STATEMENT AS TO FEDERALLY SPONSORED RESEARCH

This invention was made with Government support under a US Air Force SBIR Phase I grant, grant number F33615-02-M-6057; and NIH STTI Phase I and II grants, grant number R42-HD34686. The Government may have certain rights in the invention.

BACKGROUND

At least 40 million Americans have chronic sleep problems, and an additional 20 million experience occasional sleeping problems (NIH News, Apr. 21, 2005). Sleep deprivation is a serious health issue for several reasons. First, sleep deprivation affects performance, with loss of alertness or drowsiness associated with higher rates of highway accidents, medical errors, and forgetfulness (Peters et al., 1999.) Second, chronic sleep problems, such as obstructive sleep apnea, are associated with obesity, headaches, anxiety, and depression and cardiovascular problems (http://www.nhlbi.nih.gov/new/press/apr11-00.htm). Sleep deprivation is a common concomitant of many occupations, and a special problem for shift workers. The need for more research on behavioral concomitants of sleep deprivation and associated performance degradation has been underlined in policy documents by the NIH National Center on Sleep Disorders Research, and the NHLBI strategic plan.
Sleep deprivation and sleep disorders are implicated in the disease processes of widely different disorders—neurodegenerative disorders such as Parkinson's, pain disorders such as fibromyalgia, metabolic disorders and obesity, psychiatric disorders, and endocrine disorders, among others. Sleep disruption in hospital environments can also disrupt patient response to pharmacological, physical, and behavior therapy. Logically, methods for measuring sleep deprivation are a critical tool for advancing the research agenda in each of these fields.
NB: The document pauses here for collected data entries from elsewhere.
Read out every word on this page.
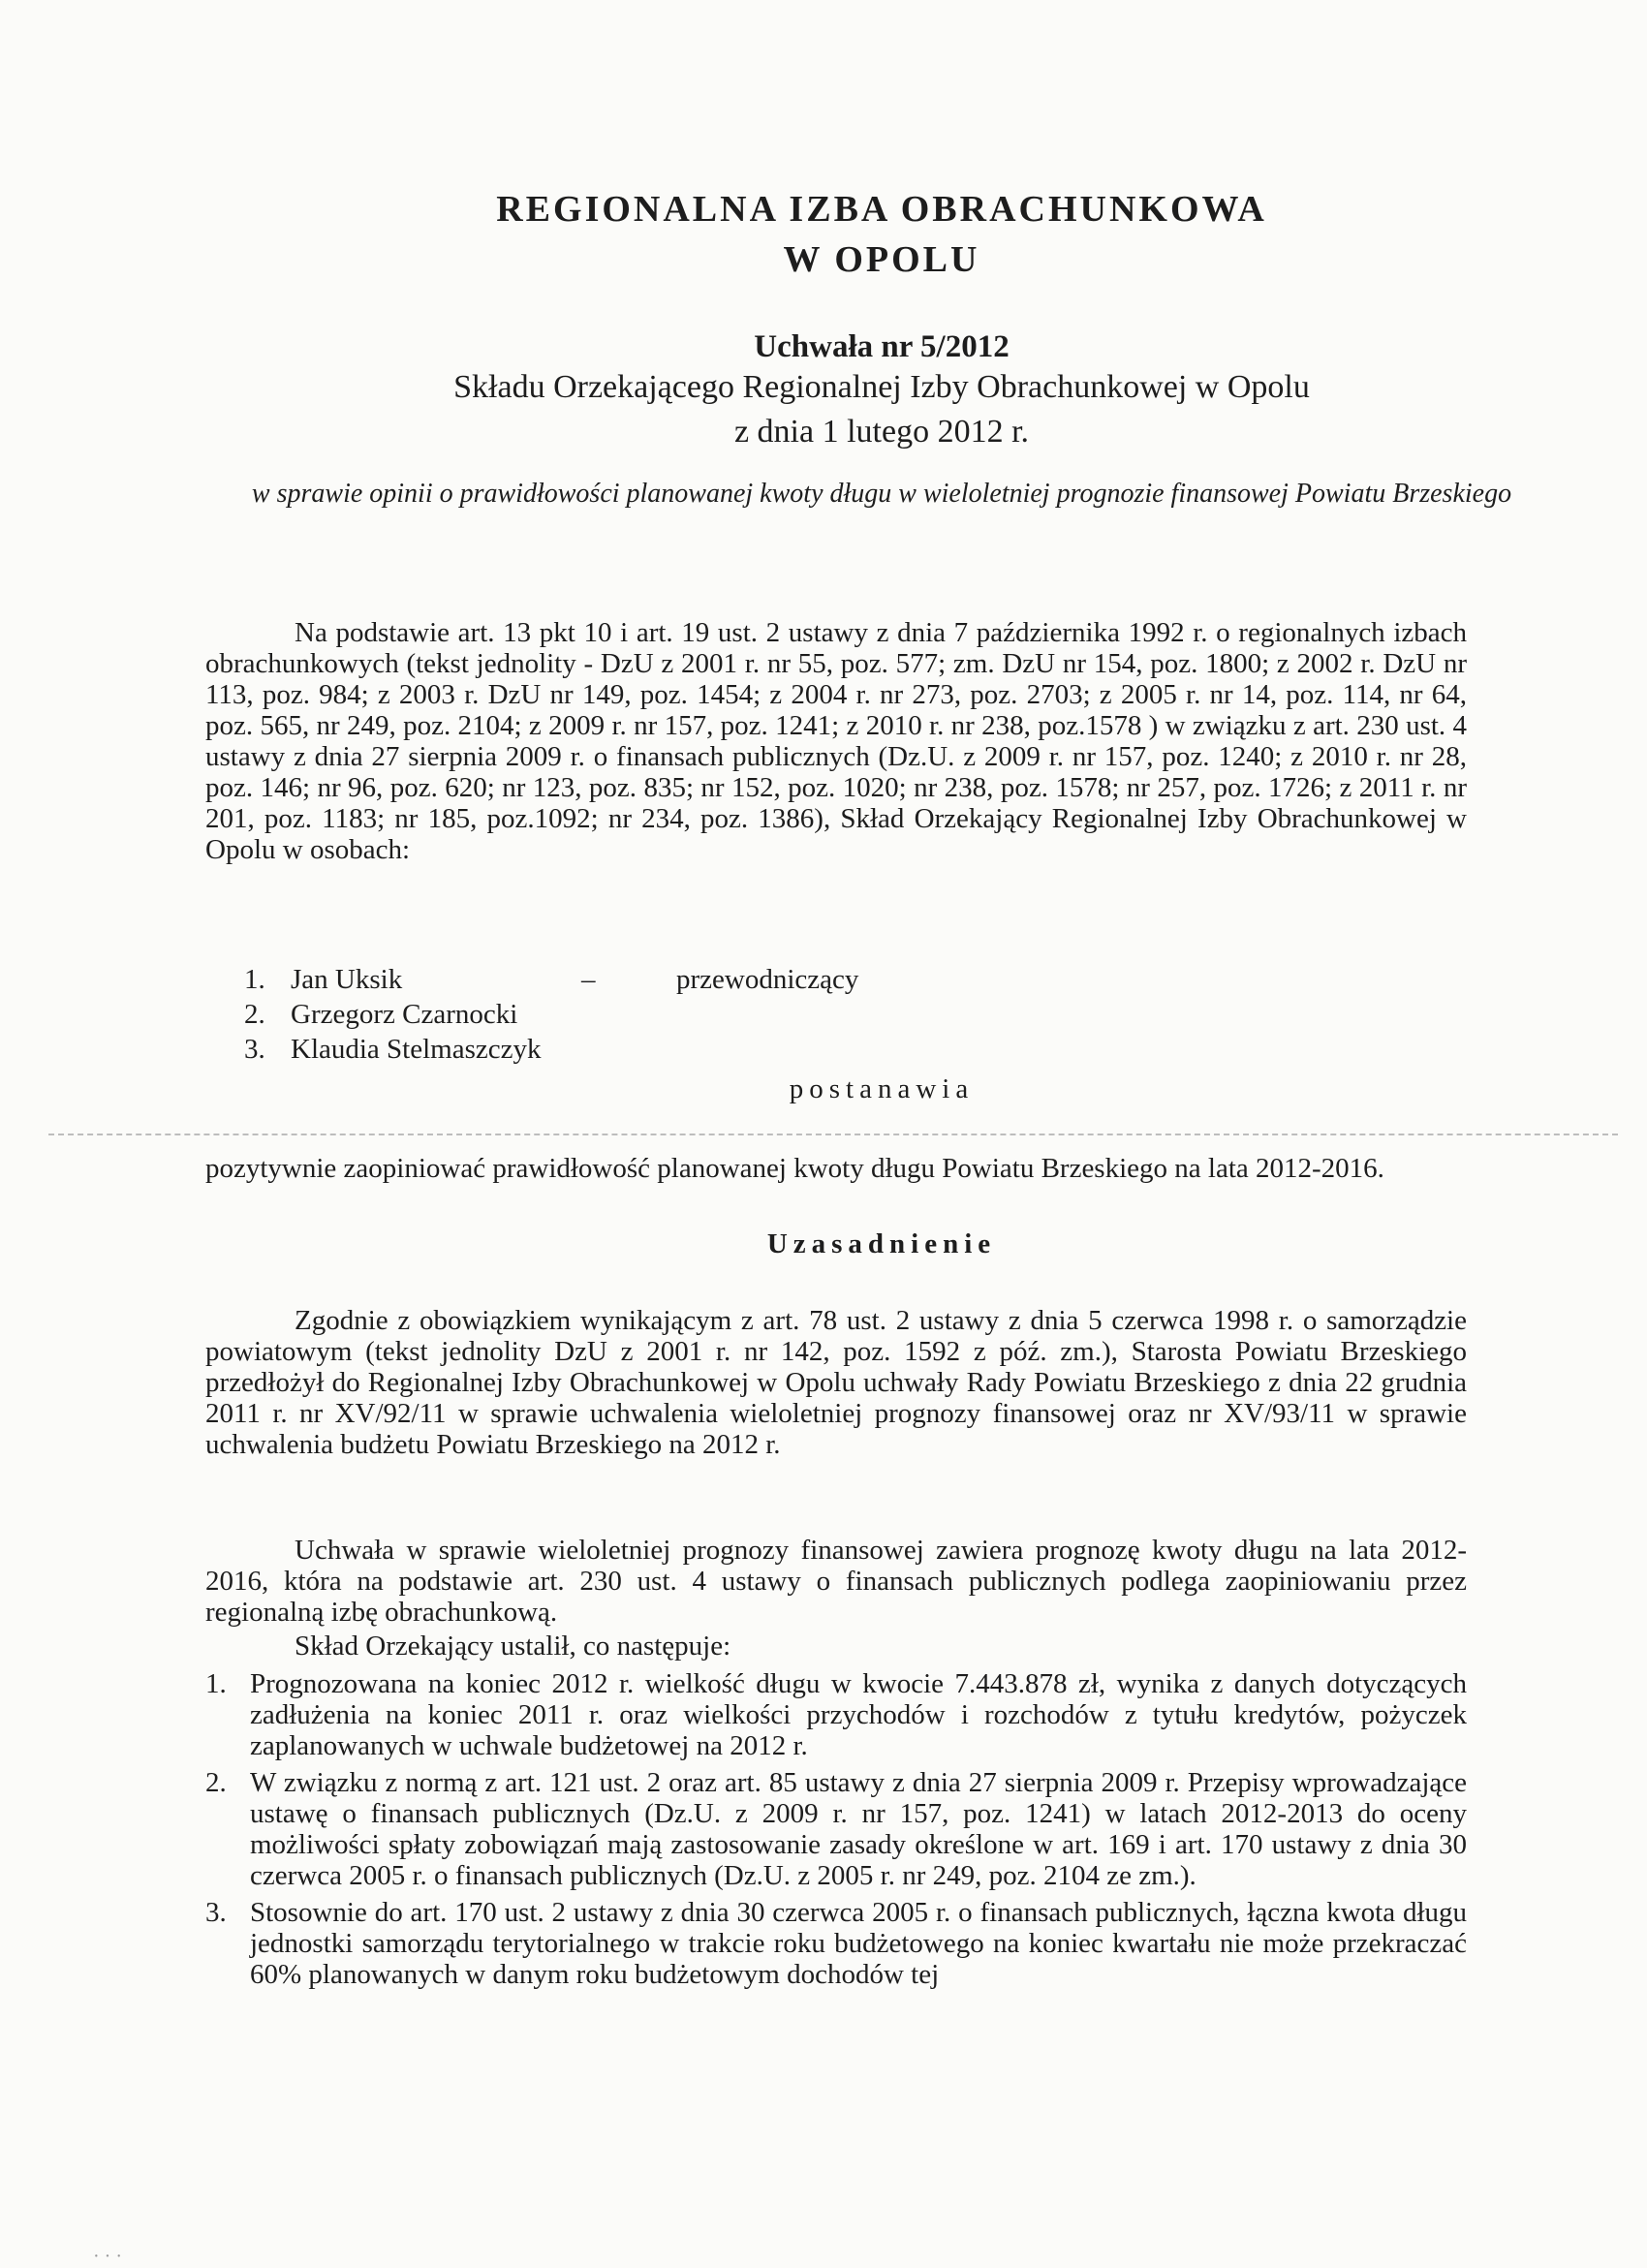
· · ·
REGIONALNA IZBA OBRACHUNKOWA
W OPOLU
Uchwała nr 5/2012
Składu Orzekającego Regionalnej Izby Obrachunkowej w Opolu
z dnia 1 lutego 2012 r.
w sprawie opinii o prawidłowości planowanej kwoty długu w wieloletniej prognozie finansowej Powiatu Brzeskiego
Na podstawie art. 13 pkt 10 i art. 19 ust. 2 ustawy z dnia 7 października 1992 r. o regionalnych izbach obrachunkowych (tekst jednolity - DzU z 2001 r. nr 55, poz. 577; zm. DzU nr 154, poz. 1800; z 2002 r. DzU nr 113, poz. 984; z 2003 r. DzU nr 149, poz. 1454; z 2004 r. nr 273, poz. 2703; z 2005 r. nr 14, poz. 114, nr 64, poz. 565, nr 249, poz. 2104; z 2009 r. nr 157, poz. 1241; z 2010 r. nr 238, poz.1578 ) w związku z art. 230 ust. 4 ustawy z dnia 27 sierpnia 2009 r. o finansach publicznych (Dz.U. z 2009 r. nr 157, poz. 1240; z 2010 r. nr 28, poz. 146; nr 96, poz. 620; nr 123, poz. 835; nr 152, poz. 1020; nr 238, poz. 1578; nr 257, poz. 1726; z 2011 r. nr 201, poz. 1183; nr 185, poz.1092; nr 234, poz. 1386), Skład Orzekający Regionalnej Izby Obrachunkowej w Opolu w osobach:
1. Jan Uksik	–	przewodniczący
2. Grzegorz Czarnocki
3. Klaudia Stelmaszczyk
postanawia
pozytywnie zaopiniować prawidłowość planowanej kwoty długu Powiatu Brzeskiego na lata 2012-2016.
Uzasadnienie
Zgodnie z obowiązkiem wynikającym z art. 78 ust. 2 ustawy z dnia 5 czerwca 1998 r. o samorządzie powiatowym (tekst jednolity DzU z 2001 r. nr 142, poz. 1592 z póź. zm.), Starosta Powiatu Brzeskiego przedłożył do Regionalnej Izby Obrachunkowej w Opolu uchwały Rady Powiatu Brzeskiego z dnia 22 grudnia 2011 r. nr XV/92/11 w sprawie uchwalenia wieloletniej prognozy finansowej oraz nr XV/93/11 w sprawie uchwalenia budżetu Powiatu Brzeskiego na 2012 r.
Uchwała w sprawie wieloletniej prognozy finansowej zawiera prognozę kwoty długu na lata 2012-2016, która na podstawie art. 230 ust. 4 ustawy o finansach publicznych podlega zaopiniowaniu przez regionalną izbę obrachunkową.
Skład Orzekający ustalił, co następuje:
1. Prognozowana na koniec 2012 r. wielkość długu w kwocie 7.443.878 zł, wynika z danych dotyczących zadłużenia na koniec 2011 r. oraz wielkości przychodów i rozchodów z tytułu kredytów, pożyczek zaplanowanych w uchwale budżetowej na 2012 r.
2. W związku z normą z art. 121 ust. 2 oraz art. 85 ustawy z dnia 27 sierpnia 2009 r. Przepisy wprowadzające ustawę o finansach publicznych (Dz.U. z 2009 r. nr 157, poz. 1241) w latach 2012-2013 do oceny możliwości spłaty zobowiązań mają zastosowanie zasady określone w art. 169 i art. 170 ustawy z dnia 30 czerwca 2005 r. o finansach publicznych (Dz.U. z 2005 r. nr 249, poz. 2104 ze zm.).
3. Stosownie do art. 170 ust. 2 ustawy z dnia 30 czerwca 2005 r. o finansach publicznych, łączna kwota długu jednostki samorządu terytorialnego w trakcie roku budżetowego na koniec kwartału nie może przekraczać 60% planowanych w danym roku budżetowym dochodów tej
Other interested government agencies, such as the Department of Defense (DOD) and the National Transportation Safety Board (NTSB) have advertised similar needs (DOD Human Factors Engineering “Hot Topics” at http://hfetag.dtic.mil, NTSB “Ten Most Wanted” transportation safety improvements listed on http://www.ntsb.gov).
The speech articulation of people who have not slept for 24 hours or more is typically understandable and maintains the global characteristics of the speaker's voice and diction. Perhaps because of this fact, few studies in the field of sleep research have considered the possibility that sleep deprivation changes speech articulation. When their attention is drawn to the issue, however, listeners do appear to have some intuitive ability to categorize fresh (FSH) vs. sleep-deprived (SD) speech. For example, in an interview study focused on subjects' personal experiences during sleep loss of 24 hours, Morris et al. (1960:252) noted that they heard “alterations in rhythm, tone and clarity of subjects' speech,” but made no attempt to quantify these observations. Harrison & Horne (1997) asked naïve listeners whether sleep-deprived subjects reading a short story aloud (a) used intonation less appropriately and (b) sounded more “fatigued” than their rested selves and found that subjects performed at a level significantly greater than chance.
Morris et al.'s use of the music terms “rhythm” and “tone” make it difficult to interpret their exact meaning for the speech they heard; clearly “rhythm” refers to global speech timing, but in everyday use these words may describe pause timing or speech rate. “Tone” may describe some aspect of pitch, e.g., the contour of pitch change over the course of a sentence (also called intonation), or use of a different pitch range. Harrison & Horne's use of the word “intonation” is likewise unclear. It may refer to pitch contour, speech timing, speech rate, changes in loudness, or pitch range. Presumably, Morris et al. (1960) used the word “clarity” to mean articulatory clarity but the phrase may mean vocal quality. Thus, we can conclude that the listeners in these studies registered some quality in what they heard that indicated sleep deprivation or fatigue, but we do not know exactly what. Neither team or researchers measured speech articulation or intelligibility directly, but it would seem from their report that the speech articulation of their subjects under sleep deprivation remained intelligible and characteristic.

SUMMARY

A computer-implemented method identifies a spoken audio signal representing speech of a person and estimates a physiological state of the person based on the spoken audio signal. For example, the method may identify articulatory patterns (such as landmarks) in the speech and estimate the person's physiological state based on those articulatory patterns. The method may estimate, for example, the amount of time the person has been without sleep. The method may produce the physiological state estimate without performing speech recognition on the spoken audio signal. The method may produce the physiological state estimate in real-time.
For example, one embodiment of the present invention is directed to a computer-implemented method comprising: (A) identifying a spoken audio signal representing conversational speech of a person; and (B) identifying an estimate of an amount of time the person has been without sleep based on the spoken audio signal.
Another embodiment of the present invention is directed to a computer-implemented method comprising: (A) identifying a spoken audio signal representing speech of a person; (B) identifying articulatory patterns of the speech; and (C) identifying an estimate of an amount of time the person has been without sleep based on the articulatory patterns.
Other features and advantages of various aspects and embodiments of the present invention will become apparent from the following description and from the claims.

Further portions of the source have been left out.